FROM:
Amir Hossein Rahmati, Shengyou Yang, Siegfried Bauer and Pradeep Shama (Primarily from: Department of Mechanical Engineering, University of Houston, Houston, USA),
“Nonlinear bending deformation of soft electrets and prospects for engineering flexoelectricity and transverse (d31) piezoelectricity”, Soft Matter, Vol. 15, pp 127-148, 2019, http://dx.doi.org/10.1039/C8SM01664J
ABSTRACT: Soft materials that exhibit electromechanical coupling are an important element in the development of soft robotics, flexible and stretchable electronics, energy harvesters, sensor and actuators.

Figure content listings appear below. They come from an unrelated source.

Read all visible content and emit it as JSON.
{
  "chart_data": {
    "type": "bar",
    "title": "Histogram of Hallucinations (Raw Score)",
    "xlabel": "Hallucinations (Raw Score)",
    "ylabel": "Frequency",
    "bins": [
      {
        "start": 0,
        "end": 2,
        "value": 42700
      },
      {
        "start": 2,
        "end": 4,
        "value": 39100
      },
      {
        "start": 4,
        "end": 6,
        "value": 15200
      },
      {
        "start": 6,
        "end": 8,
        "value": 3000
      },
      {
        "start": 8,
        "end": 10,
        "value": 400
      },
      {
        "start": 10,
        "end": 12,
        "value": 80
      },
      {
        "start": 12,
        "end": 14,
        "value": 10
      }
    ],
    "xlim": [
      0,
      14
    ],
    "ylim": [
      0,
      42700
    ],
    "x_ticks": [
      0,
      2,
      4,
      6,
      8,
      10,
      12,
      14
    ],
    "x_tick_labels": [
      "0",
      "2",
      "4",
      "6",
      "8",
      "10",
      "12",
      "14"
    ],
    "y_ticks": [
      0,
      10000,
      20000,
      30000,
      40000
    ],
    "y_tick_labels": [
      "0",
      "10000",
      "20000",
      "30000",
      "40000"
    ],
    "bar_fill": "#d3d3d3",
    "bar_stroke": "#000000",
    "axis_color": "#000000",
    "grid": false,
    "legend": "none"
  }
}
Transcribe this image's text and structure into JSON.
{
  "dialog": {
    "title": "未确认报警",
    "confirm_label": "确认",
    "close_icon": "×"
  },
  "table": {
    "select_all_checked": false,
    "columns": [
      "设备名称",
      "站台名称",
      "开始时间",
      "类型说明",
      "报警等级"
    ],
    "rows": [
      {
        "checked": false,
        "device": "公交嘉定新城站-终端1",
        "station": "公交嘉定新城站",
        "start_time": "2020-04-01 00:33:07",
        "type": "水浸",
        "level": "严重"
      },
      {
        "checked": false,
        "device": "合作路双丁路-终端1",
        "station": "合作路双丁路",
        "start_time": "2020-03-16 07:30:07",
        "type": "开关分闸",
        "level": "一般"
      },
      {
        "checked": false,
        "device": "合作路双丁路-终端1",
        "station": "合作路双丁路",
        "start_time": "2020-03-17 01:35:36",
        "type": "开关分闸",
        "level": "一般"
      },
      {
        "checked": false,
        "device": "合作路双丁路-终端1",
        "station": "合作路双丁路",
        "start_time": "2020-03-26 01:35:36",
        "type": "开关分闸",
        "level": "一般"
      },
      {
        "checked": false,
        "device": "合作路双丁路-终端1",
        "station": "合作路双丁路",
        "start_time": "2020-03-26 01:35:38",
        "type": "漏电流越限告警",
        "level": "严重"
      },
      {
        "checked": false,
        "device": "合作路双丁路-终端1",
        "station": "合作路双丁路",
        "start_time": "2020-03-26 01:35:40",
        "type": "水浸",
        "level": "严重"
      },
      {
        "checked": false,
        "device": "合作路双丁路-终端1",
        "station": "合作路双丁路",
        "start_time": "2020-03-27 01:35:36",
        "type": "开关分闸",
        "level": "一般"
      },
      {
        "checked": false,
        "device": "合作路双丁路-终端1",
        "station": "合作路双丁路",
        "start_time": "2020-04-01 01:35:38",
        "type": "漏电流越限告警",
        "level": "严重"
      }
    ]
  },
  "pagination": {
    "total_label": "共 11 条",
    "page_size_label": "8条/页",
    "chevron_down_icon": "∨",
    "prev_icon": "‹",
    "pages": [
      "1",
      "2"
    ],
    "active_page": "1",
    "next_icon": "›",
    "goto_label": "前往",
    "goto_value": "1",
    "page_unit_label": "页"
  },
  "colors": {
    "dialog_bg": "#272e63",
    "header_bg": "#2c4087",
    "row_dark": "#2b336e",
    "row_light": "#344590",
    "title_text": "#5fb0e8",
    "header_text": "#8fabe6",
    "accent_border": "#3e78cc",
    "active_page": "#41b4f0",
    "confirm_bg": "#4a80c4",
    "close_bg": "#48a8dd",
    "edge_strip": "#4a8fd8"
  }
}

Truly soft natural piezoelectrics essentially do not exist and typical dielectric elastomers, predicated on electrostriction and the Maxwell stress effect, exhibit only a one-way electromechanical coupling. Extensive research however has shown that soft electrets i.e. materials with embedded immobile charges and dipoles, can be artificially engineered to exhibit a rather large piezoelectric-like effect. Unfortunately, this piezoelectric effect—large as it may be—is primarily restricted to an electromechanical coupling in the longitudinal direction or what is referred colloquially as the d33 piezoelectric coefficient. In sharp contrast, the transverse piezoelectric property (the so-called d31 coefficient) is rather small. This distinction has profound implications since these soft electrets exhibit negligible electromechanical coupling under bending deformation. As a result, the typically engineered soft electrets are rendered substantively ill-suited for energy harvesting as well as actuation/sensing of flexure motion that plays a critical role in applications like soft robotics. In this work, we analyze nonlinear bending deformation of a soft electret structure and examine the precise conditions that may lead to a strong emergent piezoelectric response under bending. Furthermore, we show that non-uniformly distributed dipoles and charges in the soft electrets lead to an apparent electromechanical response that may be ambiguously and interchangeably interpreted as either transverse piezoelectricity or flexoelectricity. We suggest pragmatic routes to engineer a large transverse piezoelectric (d31) and flexoelectric coefficient in soft electrets. Finally, we show that in an appropriately designed soft electret, even a uniform external electric field can induce curvature in the structure thus enabling its application as a bending actuator.